At last, UN Security Council debate on piracy’s threat to global security





The U.N. Security Council (UNSC) held its first debate recently on piracy and its threat to world peace and security. The debate was instigated by India- 43 of whose mariners are being held hostage by pirates in Somalia, according to Ambassador Hardeep Singh Puri, who holds the Presidency of the UNSC at the moment.

U.N. Deputy Secretary-General Jan Eliasson is reported to have called for an international agreement governing the use of private armed guards aboard ships, besides more robust intelligence sharing and better coordination amongst the world’s navies fighting the scourge. He also said that incidents of piracy could rise quickly unless steps were taken by countries across the world.

More diplomats are now acknowledging the obvious, as evidenced by U.S. Ambassador Susan Rice telling the UNSC that no ship carrying armed guards had been successfully attacked by pirates. Some, like French Ambassador Gerard Araud, would like to see government posted guards instead.
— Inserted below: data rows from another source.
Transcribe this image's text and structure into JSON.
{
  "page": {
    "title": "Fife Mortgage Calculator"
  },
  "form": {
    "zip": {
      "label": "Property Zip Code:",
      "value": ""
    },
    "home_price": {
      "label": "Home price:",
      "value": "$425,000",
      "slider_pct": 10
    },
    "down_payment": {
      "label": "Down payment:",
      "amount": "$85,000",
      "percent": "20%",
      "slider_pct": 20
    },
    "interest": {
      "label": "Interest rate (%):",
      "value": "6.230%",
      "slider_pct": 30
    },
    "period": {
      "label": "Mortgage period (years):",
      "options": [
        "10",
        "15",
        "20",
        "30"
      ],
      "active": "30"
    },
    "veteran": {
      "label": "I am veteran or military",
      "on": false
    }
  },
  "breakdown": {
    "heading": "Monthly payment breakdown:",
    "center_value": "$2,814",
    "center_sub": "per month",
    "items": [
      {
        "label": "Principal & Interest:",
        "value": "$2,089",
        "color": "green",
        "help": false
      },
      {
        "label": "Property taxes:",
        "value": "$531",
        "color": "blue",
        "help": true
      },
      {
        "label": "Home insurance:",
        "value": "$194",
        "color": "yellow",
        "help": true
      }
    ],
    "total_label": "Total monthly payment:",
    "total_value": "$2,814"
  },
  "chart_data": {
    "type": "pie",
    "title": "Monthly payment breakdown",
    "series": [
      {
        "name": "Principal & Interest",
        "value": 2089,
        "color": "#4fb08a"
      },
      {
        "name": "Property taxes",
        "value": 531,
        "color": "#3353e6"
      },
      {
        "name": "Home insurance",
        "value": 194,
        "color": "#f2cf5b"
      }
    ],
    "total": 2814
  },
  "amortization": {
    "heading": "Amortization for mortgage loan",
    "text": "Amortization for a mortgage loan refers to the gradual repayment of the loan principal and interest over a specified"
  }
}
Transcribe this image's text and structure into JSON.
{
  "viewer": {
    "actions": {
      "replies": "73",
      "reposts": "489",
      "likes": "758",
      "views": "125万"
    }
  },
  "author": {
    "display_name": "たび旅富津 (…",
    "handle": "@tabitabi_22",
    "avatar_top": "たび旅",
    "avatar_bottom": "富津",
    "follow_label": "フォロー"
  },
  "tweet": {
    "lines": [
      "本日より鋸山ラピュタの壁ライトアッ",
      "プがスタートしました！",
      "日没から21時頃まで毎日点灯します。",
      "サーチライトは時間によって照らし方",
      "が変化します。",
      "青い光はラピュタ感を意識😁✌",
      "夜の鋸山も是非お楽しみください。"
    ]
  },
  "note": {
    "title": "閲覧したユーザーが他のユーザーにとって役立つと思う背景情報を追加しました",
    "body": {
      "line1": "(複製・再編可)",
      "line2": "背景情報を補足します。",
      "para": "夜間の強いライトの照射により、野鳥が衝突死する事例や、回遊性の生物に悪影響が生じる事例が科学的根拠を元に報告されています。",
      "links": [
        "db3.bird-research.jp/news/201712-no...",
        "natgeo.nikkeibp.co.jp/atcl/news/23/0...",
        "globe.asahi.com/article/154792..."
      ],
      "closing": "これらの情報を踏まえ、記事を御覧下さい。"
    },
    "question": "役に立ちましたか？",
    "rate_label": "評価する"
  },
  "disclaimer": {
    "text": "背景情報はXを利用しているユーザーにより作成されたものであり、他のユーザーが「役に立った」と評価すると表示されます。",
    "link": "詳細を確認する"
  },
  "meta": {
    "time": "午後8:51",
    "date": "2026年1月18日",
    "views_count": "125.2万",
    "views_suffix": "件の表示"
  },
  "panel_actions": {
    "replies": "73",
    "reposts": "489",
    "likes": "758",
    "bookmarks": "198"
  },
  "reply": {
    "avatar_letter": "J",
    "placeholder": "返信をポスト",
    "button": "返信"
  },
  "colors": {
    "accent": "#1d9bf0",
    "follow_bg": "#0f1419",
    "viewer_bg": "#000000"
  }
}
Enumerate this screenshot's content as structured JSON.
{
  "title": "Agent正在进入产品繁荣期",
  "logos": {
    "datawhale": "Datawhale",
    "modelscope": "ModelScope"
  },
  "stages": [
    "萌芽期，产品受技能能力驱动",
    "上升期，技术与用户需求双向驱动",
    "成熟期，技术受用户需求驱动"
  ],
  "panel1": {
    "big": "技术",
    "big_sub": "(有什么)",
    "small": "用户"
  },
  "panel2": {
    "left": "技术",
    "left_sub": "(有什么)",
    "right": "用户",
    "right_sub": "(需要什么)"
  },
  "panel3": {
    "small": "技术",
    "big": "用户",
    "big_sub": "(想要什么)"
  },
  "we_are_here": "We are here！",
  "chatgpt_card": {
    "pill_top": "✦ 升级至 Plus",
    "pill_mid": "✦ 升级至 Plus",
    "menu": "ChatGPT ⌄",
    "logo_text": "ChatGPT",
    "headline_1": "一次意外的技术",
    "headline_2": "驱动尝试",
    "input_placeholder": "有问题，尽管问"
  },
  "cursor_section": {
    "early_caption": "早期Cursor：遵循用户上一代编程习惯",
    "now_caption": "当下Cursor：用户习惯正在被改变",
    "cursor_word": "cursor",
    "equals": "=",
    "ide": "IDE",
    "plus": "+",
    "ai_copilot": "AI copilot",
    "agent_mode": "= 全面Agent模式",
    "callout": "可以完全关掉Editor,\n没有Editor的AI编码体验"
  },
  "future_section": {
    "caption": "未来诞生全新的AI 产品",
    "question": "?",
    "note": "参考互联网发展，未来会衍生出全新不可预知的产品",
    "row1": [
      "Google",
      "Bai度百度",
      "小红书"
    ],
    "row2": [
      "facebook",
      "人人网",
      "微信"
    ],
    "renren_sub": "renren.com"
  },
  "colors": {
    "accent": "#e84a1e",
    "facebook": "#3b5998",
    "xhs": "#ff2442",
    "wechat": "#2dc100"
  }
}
He also pointed out that as many as four fifths of captured pirates were released without prosecution. Many are simply freed on the Somali coast.

The recent decline in Somali piracy may make the UNSC debate appear dated; however, concern about West African piracy appears to be mounting, as well as worries about the economic cost of piracy. UN reports say that $170 million was paid to Somali pirates in 2011, quoting One Earth Future Foundation’s figures of a staggering $6.6 and $6.9 billion as the total cost of piracy that year; eighty per cent of this is absorbed by shipping companies. 

As Eliasson said, summing up what many expressed at the debate: "We need to strengthen the capacity of states to prosecute individuals suspected of piracy and to imprison convicted pirates. That effort must include deterring and suppressing the financing of piracy and the laundering of ransom money."